By his wife Young had one son, Frederick. He does not seem to have been a particularly well-behaved youth; indeed, his father for some time before his death refused to see him, although he ultimately sent him his forgiveness, and made him his heir. But no son of illustrious father has ever had harder measure dealt him. It has been generally supposed that he was the Lorenzo of the “Night Thoughts,” a poem published when Frederick was only eight years of age, and when he could scarcely have even thought of committing those crimes of scepticism and reckless self-gratification with which Young charges his imaginary or half-real hero.

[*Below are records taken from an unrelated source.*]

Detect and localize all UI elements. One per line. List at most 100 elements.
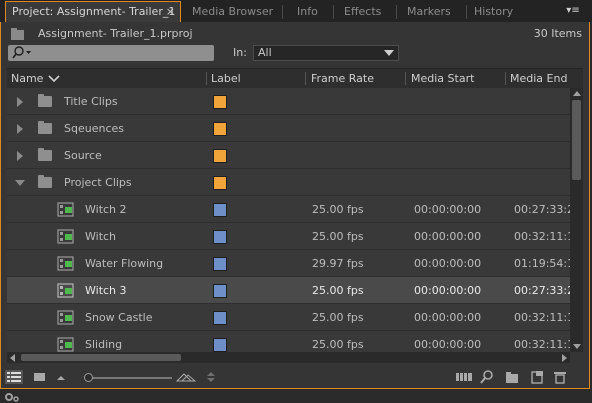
scrollbar-thumb[interactable]	[572, 100, 581, 180]
folder-icon	[38, 175, 52, 188]
folder-icon	[38, 121, 52, 134]
icon-view-icon[interactable]	[33, 370, 47, 384]
search-input[interactable]	[8, 45, 214, 61]
scrollbar-thumb[interactable]	[21, 354, 181, 361]
list-view-icon[interactable]	[5, 370, 23, 384]
item-name: Witch 3	[85, 284, 127, 297]
column-name[interactable]: Name	[11, 69, 43, 88]
vertical-scrollbar[interactable]	[570, 88, 583, 352]
sort-icon[interactable]	[205, 370, 217, 384]
collapse-triangle-icon[interactable]	[15, 180, 25, 186]
list-item[interactable]: Project Clips	[7, 169, 570, 196]
label-color-swatch[interactable]	[213, 203, 227, 217]
tab-markers[interactable]: Markers	[401, 2, 463, 22]
list-item[interactable]: Witch 2 25.00 fps 00:00:00:00 00:27:33:2…	[7, 196, 570, 223]
zoom-in-icon[interactable]	[176, 370, 196, 384]
list-item[interactable]: Witch 25.00 fps 00:00:00:00 00:32:11:15	[7, 223, 570, 250]
scroll-down-icon[interactable]	[573, 344, 581, 349]
expand-triangle-icon[interactable]	[17, 151, 23, 161]
tab-markers-label: Markers	[407, 5, 451, 18]
new-bin-icon[interactable]	[505, 370, 519, 384]
scroll-up-icon[interactable]	[573, 91, 581, 96]
scroll-right-icon[interactable]	[562, 354, 567, 362]
list-item[interactable]: Source	[7, 142, 570, 169]
tab-info-label: Info	[297, 5, 318, 18]
zoom-slider[interactable]	[84, 373, 172, 382]
list-item[interactable]: Snow Castle 25.00 fps 00:00:00:00 00:32:…	[7, 304, 570, 331]
tab-media-browser[interactable]: Media Browser	[186, 2, 282, 22]
horizontal-scrollbar[interactable]	[7, 352, 570, 363]
tab-history[interactable]: History	[468, 2, 530, 22]
column-frame-rate[interactable]: Frame Rate	[311, 69, 374, 88]
media-start-cell: 00:00:00:00	[414, 338, 482, 351]
folder-icon	[38, 148, 52, 161]
frame-rate-cell: 25.00 fps	[312, 230, 364, 243]
find-icon[interactable]	[480, 370, 494, 384]
automate-to-sequence-icon[interactable]	[455, 370, 473, 384]
new-item-icon[interactable]	[530, 370, 544, 384]
video-clip-icon	[57, 229, 74, 244]
list-item[interactable]: Water Flowing 29.97 fps 00:00:00:00 01:1…	[7, 250, 570, 277]
project-filename: Assignment- Trailer_1.prproj	[38, 27, 193, 40]
scroll-left-icon[interactable]	[10, 354, 15, 362]
column-divider[interactable]	[505, 72, 506, 85]
project-file-icon	[11, 28, 24, 40]
status-bar	[0, 389, 592, 403]
tab-divider	[466, 5, 467, 19]
column-divider[interactable]	[206, 72, 207, 85]
column-media-end[interactable]: Media End	[510, 69, 567, 88]
label-color-swatch[interactable]	[213, 338, 227, 352]
expand-triangle-icon[interactable]	[17, 124, 23, 134]
item-count: 30 Items	[533, 27, 582, 40]
column-label[interactable]: Label	[211, 69, 241, 88]
close-icon[interactable]: ×	[166, 2, 175, 22]
media-start-cell: 00:00:00:00	[414, 230, 482, 243]
media-end-cell: 00:32:11:15	[514, 311, 570, 324]
panel-menu-icon[interactable]: ▾≡	[562, 4, 584, 18]
label-color-swatch[interactable]	[213, 257, 227, 271]
label-color-swatch[interactable]	[213, 230, 227, 244]
tab-effects[interactable]: Effects	[338, 2, 396, 22]
list-item-selected[interactable]: Witch 3 25.00 fps 00:00:00:00 00:27:33:2…	[7, 277, 570, 304]
sort-descending-icon[interactable]	[48, 74, 60, 84]
item-name: Sqeuences	[64, 122, 124, 135]
tab-history-label: History	[474, 5, 514, 18]
label-color-swatch[interactable]	[213, 284, 227, 298]
label-color-swatch[interactable]	[213, 122, 227, 136]
list-item[interactable]: Title Clips	[7, 88, 570, 115]
gear-icon[interactable]	[3, 391, 21, 403]
expand-triangle-icon[interactable]	[17, 97, 23, 107]
column-divider[interactable]	[405, 72, 406, 85]
media-start-cell: 00:00:00:00	[414, 311, 482, 324]
label-color-swatch[interactable]	[213, 95, 227, 109]
label-color-swatch[interactable]	[213, 176, 227, 190]
tab-divider	[333, 5, 334, 19]
media-end-cell: 00:27:33:23	[514, 203, 570, 216]
item-name: Water Flowing	[85, 257, 164, 270]
video-clip-icon	[57, 202, 74, 217]
search-icon[interactable]	[11, 45, 33, 61]
item-name: Source	[64, 149, 102, 162]
list-item[interactable]: Sqeuences	[7, 115, 570, 142]
media-start-cell: 00:00:00:00	[414, 203, 482, 216]
column-divider[interactable]	[305, 72, 306, 85]
item-name: Witch 2	[85, 203, 127, 216]
label-color-swatch[interactable]	[213, 311, 227, 325]
label-color-swatch[interactable]	[213, 149, 227, 163]
tab-info[interactable]: Info	[291, 2, 333, 22]
media-end-cell: 00:27:33:23	[514, 284, 570, 297]
folder-icon	[38, 94, 52, 107]
tab-project[interactable]: Project: Assignment- Trailer_1 ×	[5, 1, 181, 22]
column-media-start[interactable]: Media Start	[411, 69, 474, 88]
frame-rate-cell: 25.00 fps	[312, 338, 364, 351]
in-filter-select[interactable]: All	[253, 45, 399, 61]
panel-tab-bar: Project: Assignment- Trailer_1 × Media B…	[0, 0, 592, 22]
column-header: Name Label Frame Rate Media Start Media …	[7, 68, 583, 89]
zoom-out-icon[interactable]	[56, 370, 66, 384]
frame-rate-cell: 25.00 fps	[312, 311, 364, 324]
clear-icon[interactable]	[553, 370, 567, 384]
tab-divider	[282, 5, 283, 19]
media-end-cell: 01:19:54:16	[514, 257, 570, 270]
zoom-slider-knob[interactable]	[84, 373, 93, 382]
list-item[interactable]: Sliding 25.00 fps 00:00:00:00 00:32:11:1…	[7, 331, 570, 352]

The Poet’s life, during the first ten years of his rectorship at Welwyn, flowed on in an even tenor. He was regular in his conduct, happy in his family, diligent in his pastoral duties, and easy in his fortune. His preaching was popular and useful. His studies were principally connected with his own profession, and yielded him a growing satisfaction. An anonymous writer in the Gentleman’s Magazine for 1782, who seems to have been intimate with him, thus describes him:—“The dignity of a great and good mind appeared in all his actions, and in all his words. He conversed on religious subjects with the cheerfulness of virtue; his piety was undebased by gloom or enthusiasm; he was regular in the performance of all its duties, both in public and in private. In his domestic character he was amiable as he was venerable in the Christian. His politeness was such as I never saw equalled: it was invariable to his superiors in rank; to his equals and to his inferiors it differed only in degrees of elegance. I never heard him speak with roughness to the meanest servant. In conversation upon lively subjects he had a brilliancy of wit which was peculiar to himself; I know not how to describe it but by saying that it was both heightened and softened by the amiable qualities of his soul. I have seen him ill and in pain, yet the serenity of his mind remained unruffled. I never heard a peevish expression fall from his lips.” Few of his brilliancies are preserved, since, unfortunately, he had no Boswell attached to his heels. But one or two of the sayings that have floated down to us are singularly characteristic. On one very stormy night Young went out to his garden, and remained some time. When he returned, one expressed wonder why he had stayed so long in such an evening. “Oh,” he replied, “it is a very fine night; the Lord is abroad.” He was very fond of a garden, and inscribed on the wall of his summer-house the words, Ambulantes in horto audiebant vocem Dei (Walking in the garden, they heard the voice of God). He had also erected a dial with the inscription, Eheu fugaces! which, he said with a smile to Mr Langton, “was sadly verified, for by the next morning my dial had been carried off.” Though sometimes melancholy, he was disposed to encourage mirth in others, and established an assembly and bowling-green in his parish.